Now it’s time to take a look at the avatar layers. We have the avatar itself cropped to a circular shape, the ring outline and the drop shadow. In our first implementation pass we used Paint.setShadowLayer to combine the last two together into a single Canvas operation. We first painted the white ring, and then the avatar itself (since the drop shadow extends to both sides of the path, and we didn’t want the shadow to be visible on top of the “inner” image). However, the runtime performance of shadow layer was not very satisfactory. It took about 2.5ms to draw a single outline, and when we had a few avatars on the screen, the numbers started adding up.

Instead, we’re doing three separate layers.

First, we draw the drop shadow as Canvas.drawOval with a single translucent grey color. We use Paint.setStrokeWidth to set the interpolated drop shadow size, and Paint.setColor to set the interpolated drop shadow color (for larger shadows we use more translucency to keep the same overall shadow “weight” across different avatar sizes).

Second, we draw the avatar itself. We create a BitmapShader with the normalized square avatar source and TileMode.CLAMP and set it with Paint.setShader. Using that Paint object on a Canvas.drawRoundRect call results in the circular crop of the source image. There’s some extra bookkeeping to make sure that we’re scaling down the normalized source to make the white ring outline external to the image, not losing the few top/bottom/left/right pixels. This can be done with a combination Canvas.scale and Canvas.translate operations to keep the scaled-down avatar centered on canvas.
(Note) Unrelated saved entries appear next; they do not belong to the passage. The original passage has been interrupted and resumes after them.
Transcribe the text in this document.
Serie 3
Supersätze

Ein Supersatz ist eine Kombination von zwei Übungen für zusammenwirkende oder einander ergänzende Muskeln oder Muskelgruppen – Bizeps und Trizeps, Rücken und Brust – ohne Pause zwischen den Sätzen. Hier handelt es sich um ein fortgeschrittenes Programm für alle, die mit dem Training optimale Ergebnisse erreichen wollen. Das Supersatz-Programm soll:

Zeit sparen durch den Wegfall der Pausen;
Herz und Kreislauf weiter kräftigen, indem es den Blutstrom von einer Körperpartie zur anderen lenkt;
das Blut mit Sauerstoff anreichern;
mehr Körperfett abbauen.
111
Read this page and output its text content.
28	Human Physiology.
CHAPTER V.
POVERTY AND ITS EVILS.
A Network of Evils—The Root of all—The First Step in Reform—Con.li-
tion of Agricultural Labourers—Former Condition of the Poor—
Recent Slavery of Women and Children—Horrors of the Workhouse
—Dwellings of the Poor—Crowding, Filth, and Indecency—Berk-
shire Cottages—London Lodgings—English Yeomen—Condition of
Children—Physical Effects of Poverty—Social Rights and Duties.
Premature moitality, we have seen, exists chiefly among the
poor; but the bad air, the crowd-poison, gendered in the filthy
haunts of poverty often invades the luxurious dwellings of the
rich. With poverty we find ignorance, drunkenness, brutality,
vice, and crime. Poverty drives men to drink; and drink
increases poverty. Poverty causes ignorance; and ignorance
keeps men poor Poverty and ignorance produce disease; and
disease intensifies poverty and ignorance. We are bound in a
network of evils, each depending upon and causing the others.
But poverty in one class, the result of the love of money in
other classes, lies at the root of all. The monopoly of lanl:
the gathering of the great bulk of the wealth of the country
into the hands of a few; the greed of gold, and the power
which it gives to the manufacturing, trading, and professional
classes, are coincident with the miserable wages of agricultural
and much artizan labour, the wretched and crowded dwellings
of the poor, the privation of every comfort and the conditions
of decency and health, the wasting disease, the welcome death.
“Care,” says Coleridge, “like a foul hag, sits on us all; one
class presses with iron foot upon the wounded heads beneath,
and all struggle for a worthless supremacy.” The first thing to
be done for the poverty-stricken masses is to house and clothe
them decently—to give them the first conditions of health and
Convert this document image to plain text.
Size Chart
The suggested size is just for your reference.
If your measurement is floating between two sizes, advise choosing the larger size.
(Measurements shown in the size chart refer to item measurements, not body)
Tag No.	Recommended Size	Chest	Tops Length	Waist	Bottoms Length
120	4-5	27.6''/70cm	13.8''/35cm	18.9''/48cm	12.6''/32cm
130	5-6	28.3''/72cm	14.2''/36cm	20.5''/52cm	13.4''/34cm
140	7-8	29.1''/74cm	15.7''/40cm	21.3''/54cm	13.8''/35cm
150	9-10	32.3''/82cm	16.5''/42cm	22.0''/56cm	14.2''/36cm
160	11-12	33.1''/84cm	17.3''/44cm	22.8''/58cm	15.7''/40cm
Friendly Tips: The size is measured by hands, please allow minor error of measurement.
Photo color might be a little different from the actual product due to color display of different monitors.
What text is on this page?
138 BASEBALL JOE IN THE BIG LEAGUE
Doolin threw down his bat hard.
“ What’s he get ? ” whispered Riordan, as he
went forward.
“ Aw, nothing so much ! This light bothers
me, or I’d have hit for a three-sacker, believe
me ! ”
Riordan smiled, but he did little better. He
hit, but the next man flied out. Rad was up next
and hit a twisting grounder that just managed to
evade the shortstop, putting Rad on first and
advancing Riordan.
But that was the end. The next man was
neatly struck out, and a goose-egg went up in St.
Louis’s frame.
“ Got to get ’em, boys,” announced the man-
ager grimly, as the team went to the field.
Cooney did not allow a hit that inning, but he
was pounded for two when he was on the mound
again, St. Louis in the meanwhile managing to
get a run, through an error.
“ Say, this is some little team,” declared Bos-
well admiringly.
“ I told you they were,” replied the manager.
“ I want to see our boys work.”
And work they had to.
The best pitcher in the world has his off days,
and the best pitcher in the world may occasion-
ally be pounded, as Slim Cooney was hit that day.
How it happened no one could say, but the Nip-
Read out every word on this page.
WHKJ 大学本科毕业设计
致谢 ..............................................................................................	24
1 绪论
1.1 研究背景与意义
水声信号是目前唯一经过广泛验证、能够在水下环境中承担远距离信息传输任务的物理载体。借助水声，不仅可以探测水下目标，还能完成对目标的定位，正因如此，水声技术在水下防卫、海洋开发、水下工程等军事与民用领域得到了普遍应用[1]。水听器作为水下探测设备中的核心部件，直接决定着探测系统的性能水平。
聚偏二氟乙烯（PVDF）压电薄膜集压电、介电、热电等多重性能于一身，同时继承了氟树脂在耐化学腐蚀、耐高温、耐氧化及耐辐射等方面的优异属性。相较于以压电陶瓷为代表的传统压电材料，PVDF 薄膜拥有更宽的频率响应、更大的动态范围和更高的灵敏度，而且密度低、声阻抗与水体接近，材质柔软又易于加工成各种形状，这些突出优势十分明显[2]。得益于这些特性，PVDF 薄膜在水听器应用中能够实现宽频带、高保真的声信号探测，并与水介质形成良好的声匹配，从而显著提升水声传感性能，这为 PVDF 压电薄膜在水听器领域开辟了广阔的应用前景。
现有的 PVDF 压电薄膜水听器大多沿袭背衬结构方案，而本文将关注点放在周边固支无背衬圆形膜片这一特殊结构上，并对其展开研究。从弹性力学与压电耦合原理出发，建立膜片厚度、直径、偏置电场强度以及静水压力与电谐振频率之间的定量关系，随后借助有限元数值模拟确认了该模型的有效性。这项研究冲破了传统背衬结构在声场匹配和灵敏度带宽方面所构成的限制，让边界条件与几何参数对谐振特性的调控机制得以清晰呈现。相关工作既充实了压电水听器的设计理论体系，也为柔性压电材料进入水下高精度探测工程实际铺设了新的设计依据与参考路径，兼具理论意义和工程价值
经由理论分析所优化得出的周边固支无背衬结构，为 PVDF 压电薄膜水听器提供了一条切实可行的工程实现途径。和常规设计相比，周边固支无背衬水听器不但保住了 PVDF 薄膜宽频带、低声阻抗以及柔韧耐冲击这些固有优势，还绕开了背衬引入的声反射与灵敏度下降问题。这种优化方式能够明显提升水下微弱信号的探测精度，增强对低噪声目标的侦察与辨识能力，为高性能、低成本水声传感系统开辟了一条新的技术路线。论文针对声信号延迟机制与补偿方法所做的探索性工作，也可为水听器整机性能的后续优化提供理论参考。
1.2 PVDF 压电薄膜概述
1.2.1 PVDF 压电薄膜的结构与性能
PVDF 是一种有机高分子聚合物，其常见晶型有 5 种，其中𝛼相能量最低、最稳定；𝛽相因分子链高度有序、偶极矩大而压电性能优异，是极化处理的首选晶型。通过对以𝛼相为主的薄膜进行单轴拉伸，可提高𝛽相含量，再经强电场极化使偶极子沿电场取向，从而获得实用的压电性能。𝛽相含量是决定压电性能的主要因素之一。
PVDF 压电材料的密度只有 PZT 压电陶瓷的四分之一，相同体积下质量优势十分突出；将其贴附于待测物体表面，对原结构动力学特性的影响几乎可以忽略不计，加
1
Third, we draw the ring outline as Canvas.drawOval with opaque white color. We use Paint.setStrokeWidth to set the interpolated ring outline size.

There’s a bunch of small objects used for the custom drawing operations, usually involving a mix of Paint and Rect ones. It’s recommended to create them once at the class level, initializing as much of the state as you can in your constructor. Then, during the actual transformation / draw operations that can happen multiple times during the layout / render passes, only set those fields that are dynamic (size / color). This way you won’t be creating transient objects which are discarded after they’re used – saving yourself from unexpected GC pauses in the middle of your rendering. Also try to use Canvas operations (transforms, scaling) instead of creating intermediate Bitmap objects. And measure every step to make sure that you’re not using operations that are too expensive.